Un appel à l’unité nationale
Le 1er août 2025 restera marqué par un moment rare en politique béninoise : un chef d’État, à quelques mois de la fin de son mandat, s’adressant à la nation avec une sincérité dénuée de calcul. Devant les caméras de BENIN TV et au micro de Marcel Ahossi, le président Patrice Talon a livré un discours empreint d’émotion, revenant sur son parcours, ses défis et ses espoirs pour l’avenir du pays. « Je suis allé jusqu’au bout de mes efforts, de mon imagination, de ma réflexion », a déclaré le président Talon, reconnaissant d’emblée les limites de son action. Loin des autosatisfactions habituelles, il a assumé ses erreurs : « J’ai travaillé avec bonne foi, même si j’ai pu me tromper souvent n’étant pas Dieu. Je demande aux Béninois de me pardonner mes insuffisances. » Une telle prise de parole, où un dirigeant admet ses imperfections, est suffisamment rare pour être soulignée. Elle témoigne d’une maturité politique et d’une volonté de transmission à l’approche de la fin de son second mandat constitutionnel.
En effet, conscient des attentes immenses de la population, le président Talon a salué la résilience du peuple béninois face aux réformes parfois difficiles. Mais surtout, il a lancé un appel solennel à la jeunesse : « Chacun peut désormais savoir que son effort peut payer.

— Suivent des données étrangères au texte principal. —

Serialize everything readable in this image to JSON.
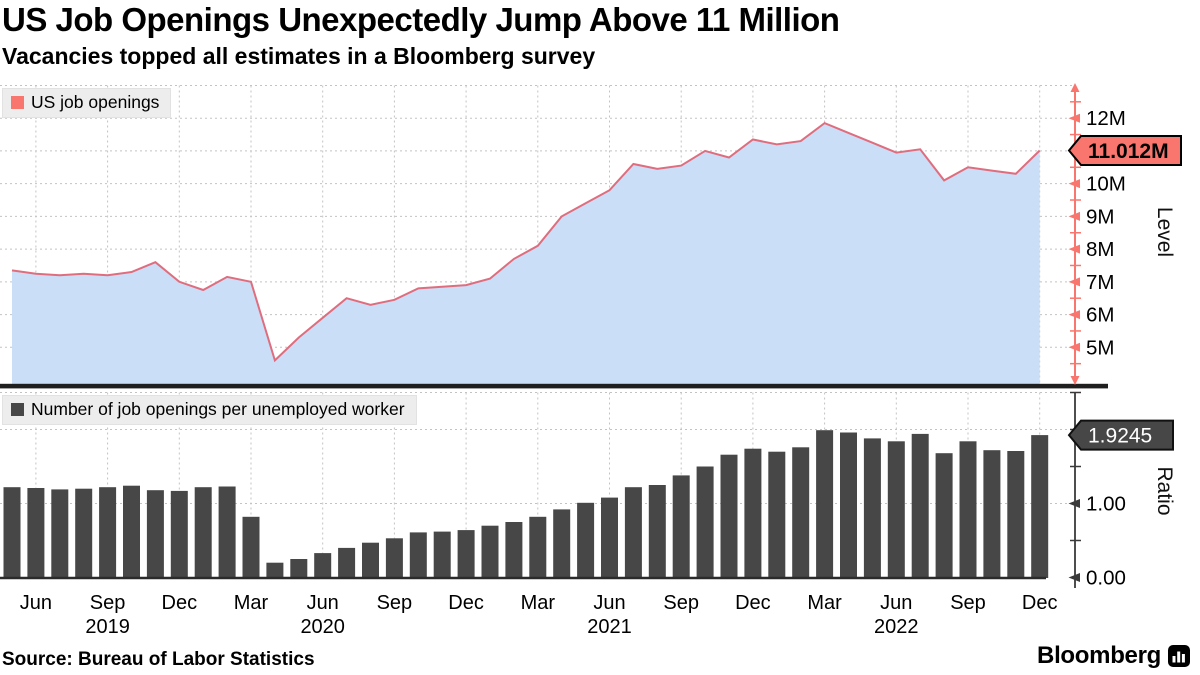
{
  "header": {
    "title": "US Job Openings Unexpectedly Jump Above 11 Million",
    "subtitle": "Vacancies topped all estimates in a Bloomberg survey"
  },
  "source": {
    "label": "Source: Bureau of Labor Statistics"
  },
  "branding": {
    "logo_text": "Bloomberg",
    "logo_icon": "bloomberg-terminal-icon"
  },
  "colors": {
    "line": "#e06d7e",
    "area_fill": "#cadef7",
    "salmon": "#f8766d",
    "bar": "#474747",
    "grid": "#c3c3c3",
    "axis_red": "#f8766d",
    "axis_dark": "#3a3a3a",
    "badge_top_bg": "#f8766d",
    "badge_top_text": "#000000",
    "badge_bottom_bg": "#474747",
    "badge_bottom_text": "#ffffff",
    "divider": "#1f1f1f",
    "baseline": "#2b2b2b",
    "legend_bg": "#ededed"
  },
  "chart_data": [
    {
      "type": "area",
      "name": "US job openings",
      "unit": "millions",
      "ylabel": "Level",
      "ylim": [
        3.9,
        13
      ],
      "grid": true,
      "legend_position": "top-left",
      "last_value": 11.012,
      "last_value_label": "11.012M",
      "yticks": [
        {
          "v": 12,
          "label": "12M"
        },
        {
          "v": 10,
          "label": "10M"
        },
        {
          "v": 9,
          "label": "9M"
        },
        {
          "v": 8,
          "label": "8M"
        },
        {
          "v": 7,
          "label": "7M"
        },
        {
          "v": 6,
          "label": "6M"
        },
        {
          "v": 5,
          "label": "5M"
        }
      ],
      "xticks": [
        {
          "m": "Jun"
        },
        {
          "m": "Sep",
          "year": "2019"
        },
        {
          "m": "Dec"
        },
        {
          "m": "Mar"
        },
        {
          "m": "Jun",
          "year": "2020"
        },
        {
          "m": "Sep"
        },
        {
          "m": "Dec"
        },
        {
          "m": "Mar"
        },
        {
          "m": "Jun",
          "year": "2021"
        },
        {
          "m": "Sep"
        },
        {
          "m": "Dec"
        },
        {
          "m": "Mar"
        },
        {
          "m": "Jun",
          "year": "2022"
        },
        {
          "m": "Sep"
        },
        {
          "m": "Dec"
        }
      ],
      "months": [
        "May 2019",
        "Jun 2019",
        "Jul 2019",
        "Aug 2019",
        "Sep 2019",
        "Oct 2019",
        "Nov 2019",
        "Dec 2019",
        "Jan 2020",
        "Feb 2020",
        "Mar 2020",
        "Apr 2020",
        "May 2020",
        "Jun 2020",
        "Jul 2020",
        "Aug 2020",
        "Sep 2020",
        "Oct 2020",
        "Nov 2020",
        "Dec 2020",
        "Jan 2021",
        "Feb 2021",
        "Mar 2021",
        "Apr 2021",
        "May 2021",
        "Jun 2021",
        "Jul 2021",
        "Aug 2021",
        "Sep 2021",
        "Oct 2021",
        "Nov 2021",
        "Dec 2021",
        "Jan 2022",
        "Feb 2022",
        "Mar 2022",
        "Apr 2022",
        "May 2022",
        "Jun 2022",
        "Jul 2022",
        "Aug 2022",
        "Sep 2022",
        "Oct 2022",
        "Nov 2022",
        "Dec 2022"
      ],
      "values": [
        7.35,
        7.25,
        7.2,
        7.25,
        7.2,
        7.3,
        7.6,
        7.0,
        6.75,
        7.15,
        7.0,
        4.6,
        5.3,
        5.9,
        6.5,
        6.3,
        6.45,
        6.8,
        6.85,
        6.9,
        7.1,
        7.7,
        8.1,
        9.0,
        9.4,
        9.8,
        10.6,
        10.45,
        10.55,
        11.0,
        10.8,
        11.35,
        11.2,
        11.3,
        11.85,
        11.55,
        11.25,
        10.95,
        11.05,
        10.1,
        10.5,
        10.4,
        10.3,
        11.012
      ]
    },
    {
      "type": "bar",
      "name": "Number of job openings per unemployed worker",
      "unit": "ratio",
      "ylabel": "Ratio",
      "ylim": [
        0,
        2.5
      ],
      "grid": true,
      "legend_position": "top-left",
      "last_value": 1.9245,
      "last_value_label": "1.9245",
      "yticks": [
        {
          "v": 1,
          "label": "1.00"
        },
        {
          "v": 0,
          "label": "0.00"
        }
      ],
      "months": [
        "May 2019",
        "Jun 2019",
        "Jul 2019",
        "Aug 2019",
        "Sep 2019",
        "Oct 2019",
        "Nov 2019",
        "Dec 2019",
        "Jan 2020",
        "Feb 2020",
        "Mar 2020",
        "Apr 2020",
        "May 2020",
        "Jun 2020",
        "Jul 2020",
        "Aug 2020",
        "Sep 2020",
        "Oct 2020",
        "Nov 2020",
        "Dec 2020",
        "Jan 2021",
        "Feb 2021",
        "Mar 2021",
        "Apr 2021",
        "May 2021",
        "Jun 2021",
        "Jul 2021",
        "Aug 2021",
        "Sep 2021",
        "Oct 2021",
        "Nov 2021",
        "Dec 2021",
        "Jan 2022",
        "Feb 2022",
        "Mar 2022",
        "Apr 2022",
        "May 2022",
        "Jun 2022",
        "Jul 2022",
        "Aug 2022",
        "Sep 2022",
        "Oct 2022",
        "Nov 2022",
        "Dec 2022"
      ],
      "values": [
        1.22,
        1.21,
        1.19,
        1.2,
        1.22,
        1.24,
        1.18,
        1.17,
        1.22,
        1.23,
        0.82,
        0.2,
        0.25,
        0.33,
        0.4,
        0.47,
        0.53,
        0.61,
        0.62,
        0.64,
        0.7,
        0.75,
        0.82,
        0.92,
        1.01,
        1.08,
        1.22,
        1.25,
        1.38,
        1.5,
        1.66,
        1.74,
        1.7,
        1.76,
        1.99,
        1.96,
        1.88,
        1.84,
        1.94,
        1.68,
        1.84,
        1.72,
        1.71,
        1.9245
      ]
    }
  ]
}
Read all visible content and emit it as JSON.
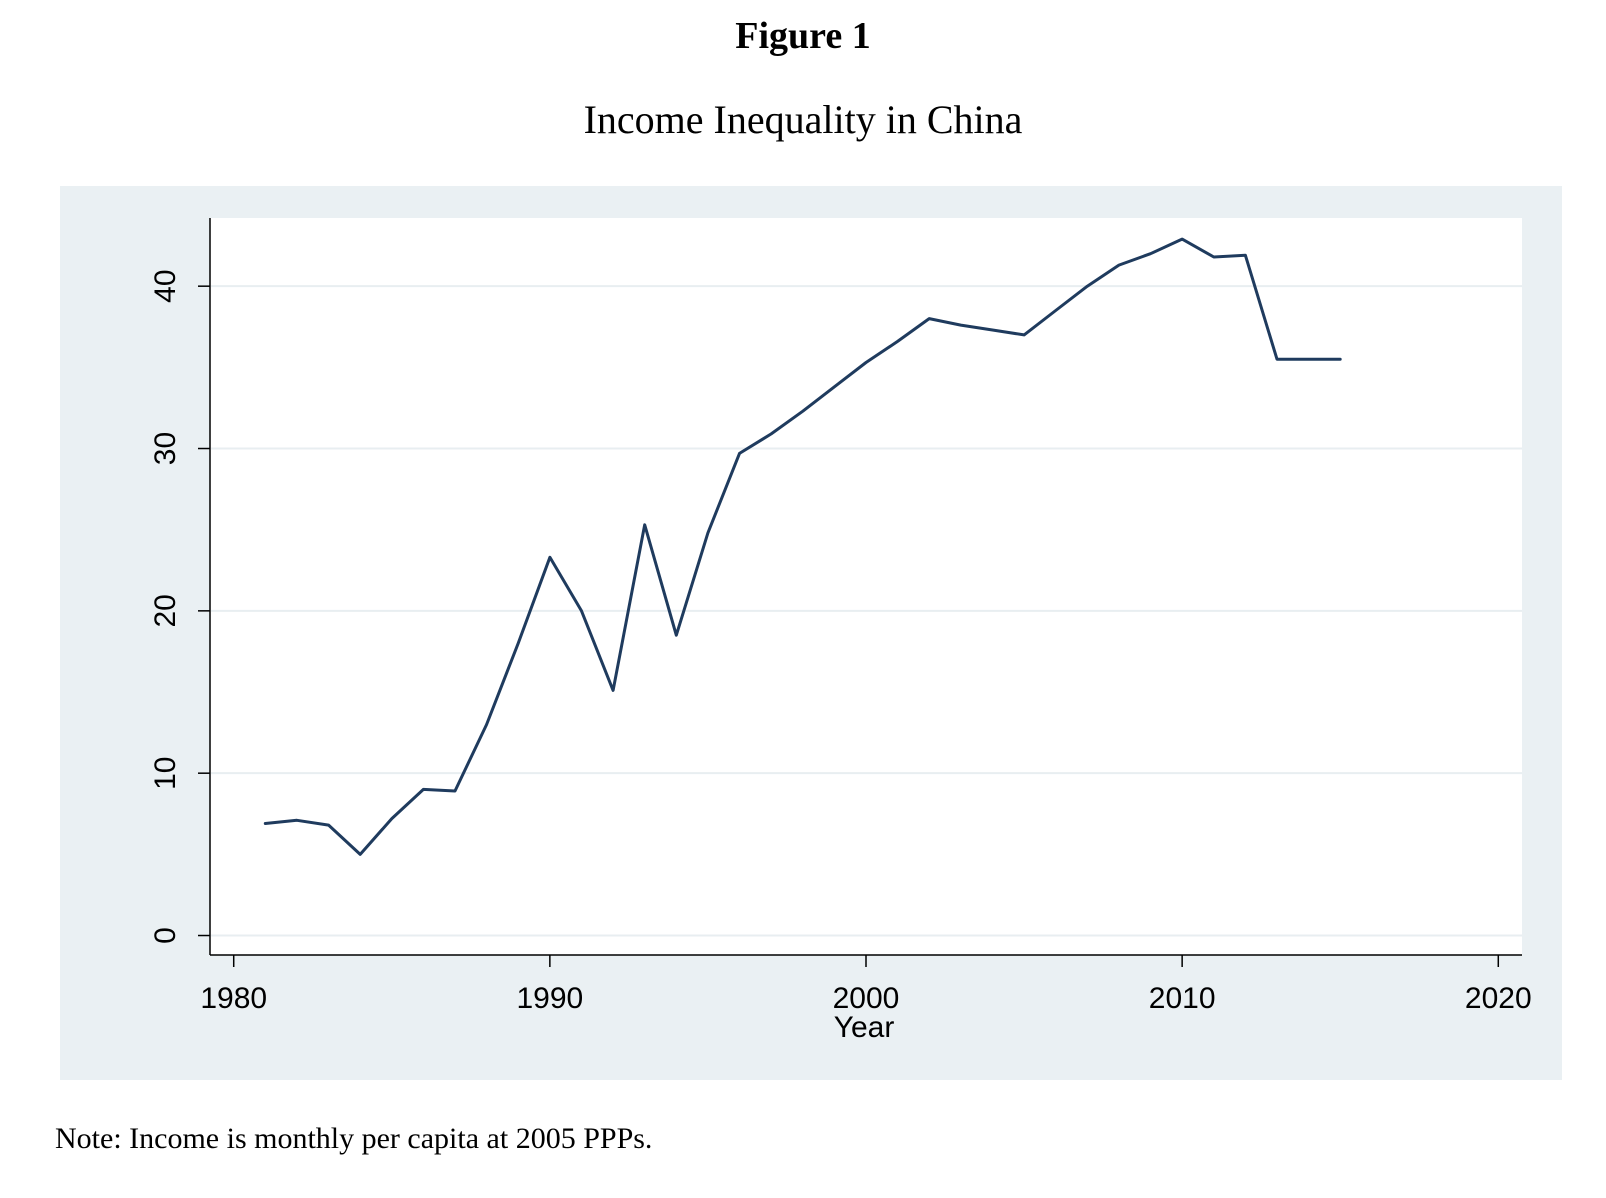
{
  "figure_label": "Figure 1",
  "note": "Note: Income is monthly per capita at 2005 PPPs.",
  "colors": {
    "outer_bg": "#eaf0f3",
    "plot_bg": "#ffffff",
    "grid": "#e8eef1",
    "line": "#1f3b5e",
    "axis": "#000000"
  },
  "chart_data": {
    "type": "line",
    "title": "Income Inequality in China",
    "xlabel": "Year",
    "ylabel": "",
    "xlim": [
      1979.25,
      2020.75
    ],
    "ylim": [
      -1.2,
      44.2
    ],
    "xticks": [
      1980,
      1990,
      2000,
      2010,
      2020
    ],
    "yticks": [
      0,
      10,
      20,
      30,
      40
    ],
    "grid": true,
    "legend": false,
    "series": [
      {
        "name": "Income inequality",
        "x": [
          1981,
          1982,
          1983,
          1984,
          1985,
          1986,
          1987,
          1988,
          1989,
          1990,
          1991,
          1992,
          1993,
          1994,
          1995,
          1996,
          1997,
          1998,
          1999,
          2000,
          2001,
          2002,
          2003,
          2004,
          2005,
          2006,
          2007,
          2008,
          2009,
          2010,
          2011,
          2012,
          2013,
          2014,
          2015
        ],
        "y": [
          6.9,
          7.1,
          6.8,
          5.0,
          7.2,
          9.0,
          8.9,
          13.0,
          18.0,
          23.3,
          20.0,
          15.1,
          25.3,
          18.5,
          24.8,
          29.7,
          30.9,
          32.3,
          33.8,
          35.3,
          36.6,
          38.0,
          37.6,
          37.3,
          37.0,
          38.5,
          40.0,
          41.3,
          42.0,
          42.9,
          41.8,
          41.9,
          35.5,
          35.5,
          35.5
        ]
      }
    ]
  }
}
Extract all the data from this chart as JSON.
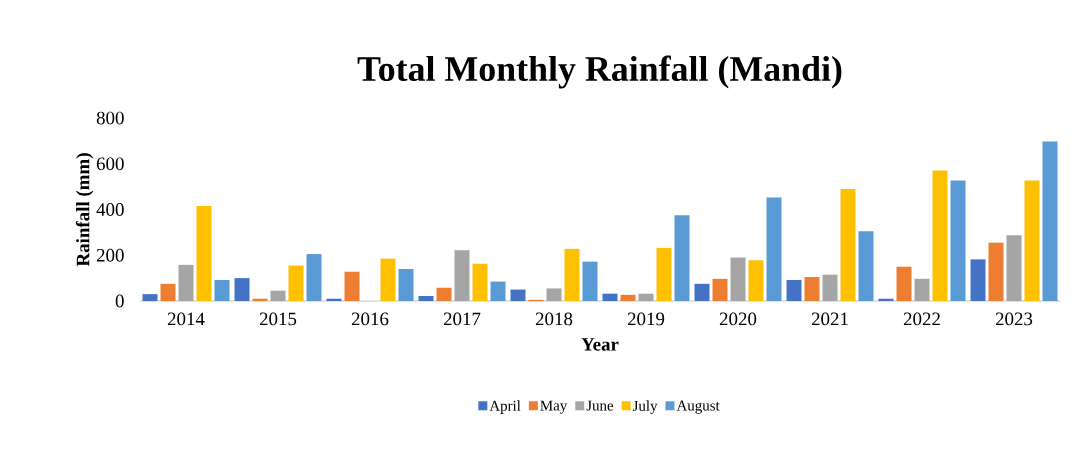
{
  "chart_data": {
    "type": "bar",
    "title": "Total Monthly Rainfall (Mandi)",
    "xlabel": "Year",
    "ylabel": "Rainfall (mm)",
    "categories": [
      "2014",
      "2015",
      "2016",
      "2017",
      "2018",
      "2019",
      "2020",
      "2021",
      "2022",
      "2023"
    ],
    "series": [
      {
        "name": "April",
        "color": "#4472c4",
        "values": [
          30,
          100,
          10,
          22,
          50,
          32,
          75,
          92,
          10,
          182
        ]
      },
      {
        "name": "May",
        "color": "#ed7d31",
        "values": [
          75,
          10,
          128,
          58,
          5,
          27,
          97,
          105,
          150,
          255
        ]
      },
      {
        "name": "June",
        "color": "#a5a5a5",
        "values": [
          158,
          45,
          0,
          222,
          55,
          32,
          190,
          115,
          97,
          287
        ]
      },
      {
        "name": "July",
        "color": "#ffc000",
        "values": [
          415,
          155,
          185,
          163,
          228,
          232,
          178,
          490,
          570,
          527
        ]
      },
      {
        "name": "August",
        "color": "#5b9bd5",
        "values": [
          92,
          205,
          140,
          85,
          172,
          375,
          452,
          305,
          527,
          697
        ]
      }
    ],
    "ylim": [
      0,
      800
    ],
    "yticks": [
      0,
      200,
      400,
      600,
      800
    ],
    "legend": "bottom"
  }
}
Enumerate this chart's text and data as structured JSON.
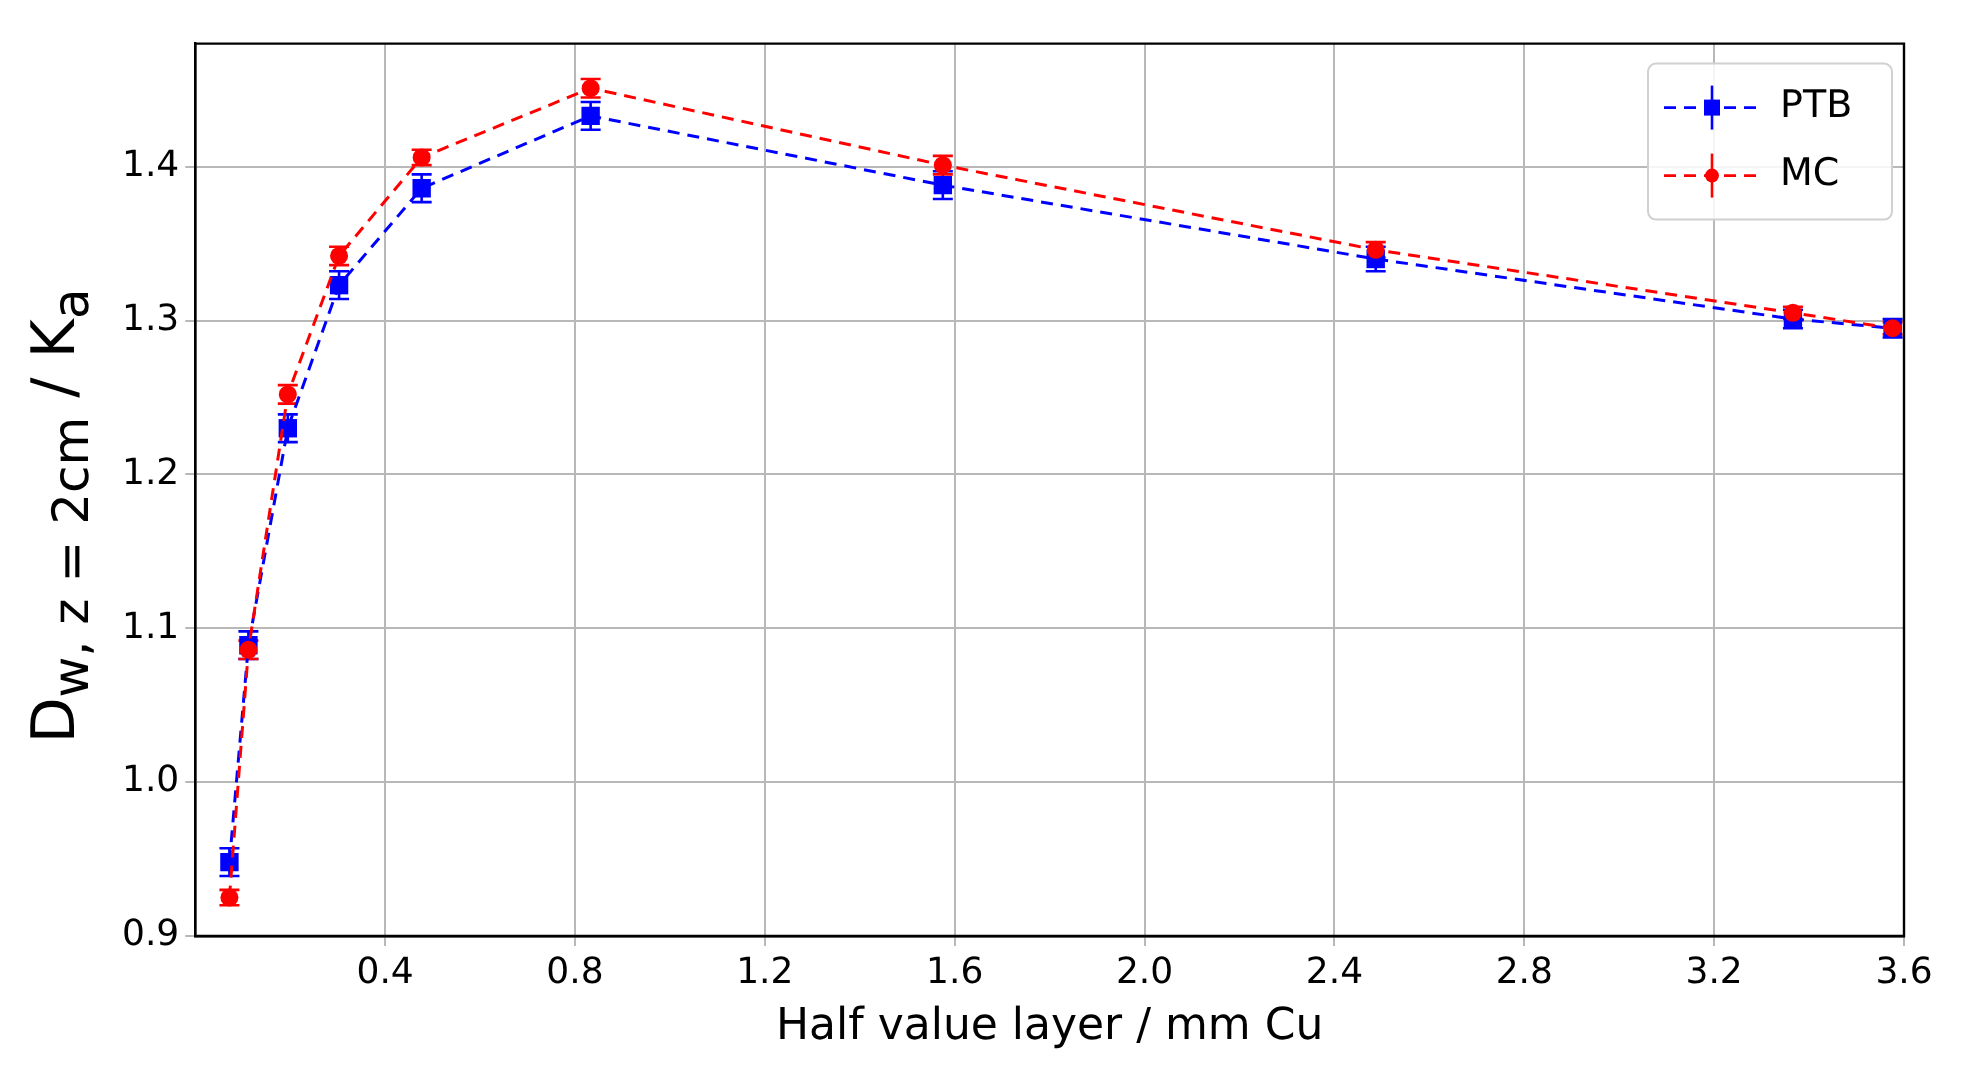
{
  "chart_data": {
    "type": "line",
    "xlabel": "Half value layer / mm Cu",
    "ylabel": "D$_{w, z = 2cm}$ / K$_{a}$",
    "x": [
      0.072,
      0.112,
      0.195,
      0.303,
      0.477,
      0.833,
      1.575,
      2.487,
      3.366,
      3.576
    ],
    "series": [
      {
        "name": "PTB",
        "color": "#0000ff",
        "marker": "square",
        "values": [
          0.948,
          1.089,
          1.23,
          1.323,
          1.386,
          1.433,
          1.388,
          1.34,
          1.301,
          1.295
        ],
        "errors": [
          0.009,
          0.009,
          0.009,
          0.009,
          0.009,
          0.009,
          0.009,
          0.008,
          0.006,
          0.006
        ]
      },
      {
        "name": "MC",
        "color": "#ff0000",
        "marker": "circle",
        "values": [
          0.925,
          1.086,
          1.252,
          1.342,
          1.406,
          1.451,
          1.401,
          1.346,
          1.305,
          1.295
        ],
        "errors": [
          0.005,
          0.006,
          0.006,
          0.006,
          0.005,
          0.006,
          0.006,
          0.005,
          0.004,
          0.004
        ]
      }
    ],
    "xlim": [
      0,
      3.6
    ],
    "xticks": [
      0.4,
      0.8,
      1.2,
      1.6,
      {
        "value": 2,
        "label": "2.0"
      },
      2.4,
      2.8,
      3.2,
      3.6
    ],
    "ylim": [
      0.9,
      1.48
    ],
    "yticks": [
      0.9,
      {
        "value": 1,
        "label": "1.0"
      },
      1.1,
      1.2,
      1.3,
      1.4
    ],
    "grid": true,
    "legend": "top right",
    "line_style": "dashed"
  }
}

Notre effort collectif peut impulser. » Un message clair : le développement du Bénin ne repose pas sur un seul homme, mais sur l’engagement de tous. En insistant sur le « destin commun », le président semble vouloir préparer le terrain pour une transition apaisée, alors que le pays s’apprête à entrer dans un nouveau cycle politique.
Malgré les défis économiques et sociaux persistants, le chef de l’État, Patrice Talon a voulu laisser une note d’optimisme : « Désormais, l’espoir est permis. » Une formule qui résume peut-être le mieux son héritage. Après neuf années marquées par des transformations profondes parfois contestées, souvent audacieuses, le Bénin semble avoir consolidé ses bases.
Reste à savoir comment les prochains dirigeants et la société civile s’empareront de ce message. Une chose est sûre : en plaçant l’humilité et la persévérance au cœur de son discours, Patrice Talon a peut-être offert au Bénin bien plus qu’un simple bilan, une leçon de démocratie.